Among the changes the board made to satisfy a panel of judges at the state Office of Administrative Law:
– For the first time, the tasks of word processing, assembly and loading are specifically mentioned in connection with repetitive motion injuries.
Business opponents of the regulation contend that this legitimizes a causal factor that has not been scientifically proven.
– A previous requirement that injurious repetitive motion activity had to occur “at the workplace” has been eliminated.
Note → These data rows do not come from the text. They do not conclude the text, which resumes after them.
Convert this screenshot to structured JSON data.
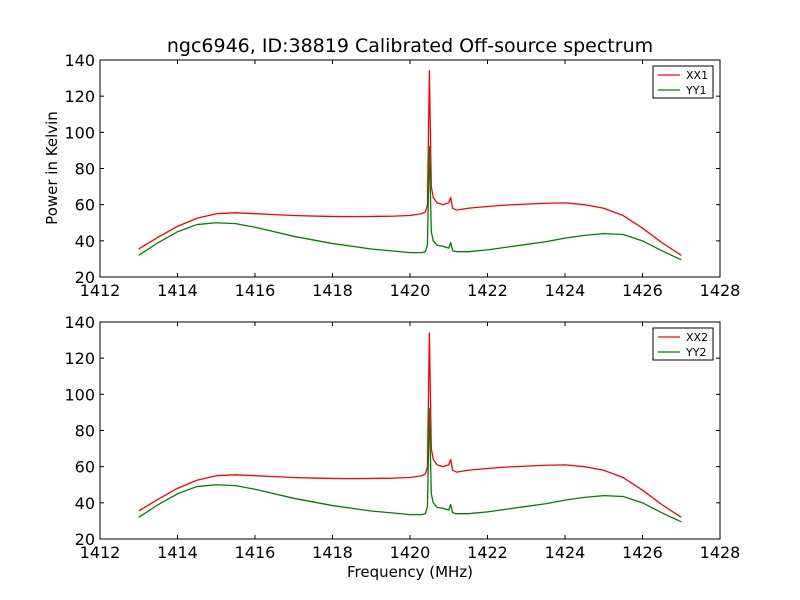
{
  "chart_data": {
    "type": "line",
    "title": "ngc6946, ID:38819 Calibrated Off-source spectrum",
    "xlabel": "Frequency (MHz)",
    "ylabel": "Power in Kelvin",
    "grid": false,
    "xlim": [
      1412,
      1428
    ],
    "ylim": [
      20,
      140
    ],
    "x_ticks": [
      "1412",
      "1414",
      "1416",
      "1418",
      "1420",
      "1422",
      "1424",
      "1426",
      "1428"
    ],
    "y_ticks": [
      "20",
      "40",
      "60",
      "80",
      "100",
      "120",
      "140"
    ],
    "x": [
      1413,
      1413.5,
      1414,
      1414.5,
      1415,
      1415.5,
      1416,
      1416.5,
      1417,
      1417.5,
      1418,
      1418.5,
      1419,
      1419.5,
      1420,
      1420.3,
      1420.4,
      1420.45,
      1420.5,
      1420.55,
      1420.6,
      1420.7,
      1420.85,
      1421,
      1421.05,
      1421.1,
      1421.2,
      1421.5,
      1422,
      1422.5,
      1423,
      1423.5,
      1424,
      1424.5,
      1425,
      1425.5,
      1426,
      1426.5,
      1427
    ],
    "panels": [
      {
        "legend_position": "upper right",
        "series": [
          {
            "name": "XX1",
            "color": "#ff0000",
            "values": [
              35.5,
              42,
              48,
              52.5,
              55,
              55.5,
              55,
              54.5,
              54,
              53.7,
              53.5,
              53.4,
              53.5,
              53.6,
              54,
              55,
              56,
              60,
              134,
              70,
              64,
              61,
              60,
              61,
              64,
              58,
              57,
              58,
              59,
              59.8,
              60.3,
              60.8,
              61,
              60,
              58,
              54,
              47,
              39,
              32
            ]
          },
          {
            "name": "YY1",
            "color": "#007f00",
            "values": [
              32,
              39,
              45,
              49,
              50,
              49.5,
              47.5,
              45,
              42.5,
              40.5,
              38.5,
              37,
              35.5,
              34.5,
              33.5,
              33.5,
              34,
              38,
              92,
              45,
              40,
              37.5,
              37,
              36,
              39,
              34.5,
              34,
              34,
              35,
              36.5,
              38,
              39.5,
              41.5,
              43,
              44,
              43.5,
              40,
              34.5,
              29.5
            ]
          }
        ]
      },
      {
        "legend_position": "upper right",
        "series": [
          {
            "name": "XX2",
            "color": "#ff0000",
            "values": [
              35.5,
              42,
              48,
              52.5,
              55,
              55.5,
              55,
              54.5,
              54,
              53.7,
              53.5,
              53.4,
              53.5,
              53.6,
              54,
              55,
              56,
              60,
              134,
              70,
              64,
              61,
              60,
              61,
              64,
              58,
              57,
              58,
              59,
              59.8,
              60.3,
              60.8,
              61,
              60,
              58,
              54,
              47,
              39,
              32
            ]
          },
          {
            "name": "YY2",
            "color": "#007f00",
            "values": [
              32,
              39,
              45,
              49,
              50,
              49.5,
              47.5,
              45,
              42.5,
              40.5,
              38.5,
              37,
              35.5,
              34.5,
              33.5,
              33.5,
              34,
              38,
              92,
              45,
              40,
              37.5,
              37,
              36,
              39,
              34.5,
              34,
              34,
              35,
              36.5,
              38,
              39.5,
              41.5,
              43,
              44,
              43.5,
              40,
              34.5,
              29.5
            ]
          }
        ]
      }
    ]
  }
}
While the injury must still be predominantly work-related, there is no explicit requirement that the injury occur at the workplace.
Opponents of the rule say this will allow for non-work-related injuries to trigger costly workplace remedies.
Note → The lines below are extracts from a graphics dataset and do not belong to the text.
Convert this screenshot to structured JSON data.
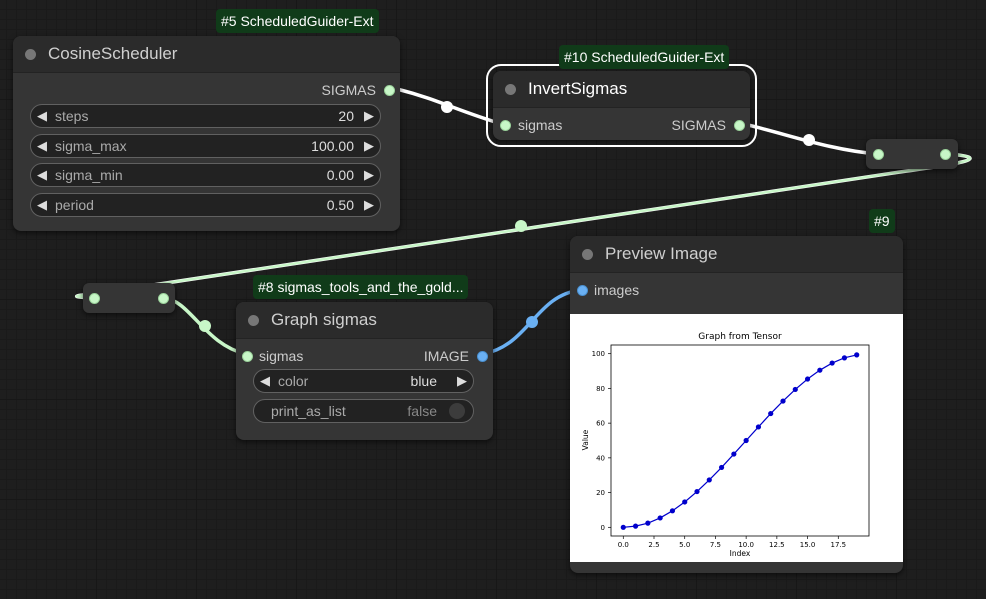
{
  "colors": {
    "link_sigmas": "#c8f7c8",
    "link_image": "#6ab0f3",
    "badge_bg": "#103b19"
  },
  "nodes": {
    "cosine_scheduler": {
      "badge": "#5 ScheduledGuider-Ext",
      "title": "CosineScheduler",
      "output": "SIGMAS",
      "widgets": [
        {
          "name": "steps",
          "value": "20"
        },
        {
          "name": "sigma_max",
          "value": "100.00"
        },
        {
          "name": "sigma_min",
          "value": "0.00"
        },
        {
          "name": "period",
          "value": "0.50"
        }
      ]
    },
    "invert_sigmas": {
      "badge": "#10 ScheduledGuider-Ext",
      "title": "InvertSigmas",
      "input": "sigmas",
      "output": "SIGMAS"
    },
    "graph_sigmas": {
      "badge": "#8 sigmas_tools_and_the_gold...",
      "title": "Graph sigmas",
      "input": "sigmas",
      "output": "IMAGE",
      "widgets": [
        {
          "name": "color",
          "value": "blue"
        },
        {
          "name": "print_as_list",
          "value": "false"
        }
      ]
    },
    "preview_image": {
      "badge": "#9",
      "title": "Preview Image",
      "input": "images"
    }
  },
  "chart_data": {
    "type": "line",
    "title": "Graph from Tensor",
    "xlabel": "Index",
    "ylabel": "Value",
    "x": [
      0,
      1,
      2,
      3,
      4,
      5,
      6,
      7,
      8,
      9,
      10,
      11,
      12,
      13,
      14,
      15,
      16,
      17,
      18,
      19
    ],
    "values": [
      0,
      0.7,
      2.4,
      5.4,
      9.5,
      14.6,
      20.6,
      27.3,
      34.5,
      42.2,
      50,
      57.8,
      65.5,
      72.7,
      79.4,
      85.4,
      90.5,
      94.6,
      97.6,
      99.3
    ],
    "xlim": [
      -1,
      20
    ],
    "ylim": [
      -5,
      105
    ],
    "xticks": [
      "0.0",
      "2.5",
      "5.0",
      "7.5",
      "10.0",
      "12.5",
      "15.0",
      "17.5"
    ],
    "yticks": [
      "0",
      "20",
      "40",
      "60",
      "80",
      "100"
    ],
    "color": "#0000cc",
    "grid": false
  }
}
“The result of these changes is a regulation that forces a costly response from employers while failing to assure the prevention of a single injury,” said Shirley Knight, assistant state director of the National Federation of Independent Business.
Another business group, the California Trucking Association, has said it may file a lawsuit if any ergonomics regulation goes into effect.
Labor interests, on the other hand, dismiss the changes as insignificant and maintain the rule does not go nearly far enough in protecting the health of workers.
The original mandate for the ergonomics rule was a little-noticed insert in the massive 1993 workers’ compensation reforms.
After the Cal-OSHA Standards Board rejected an ergonomics proposal in 1994 as too harsh, labor interests went to state court and won an order forcing the board to implement the mandate by December of last year.
California is the only state that has an ergonomics mandate on the books; however, the federal government is currently considering a national ergonomics standard.
The NFIB, the California Chamber of Commerce, the California Manufacturers Association and other business groups have in the past backed legislation to repeal the mandate requiring an ergonomics rule.
Last year, a measure to repeal the mandate was carried by state Sen. Ross Johnson, R-Newport Beach; it passed the Republican-controlled state Assembly, but was killed in the Democrat-controlled state Senate.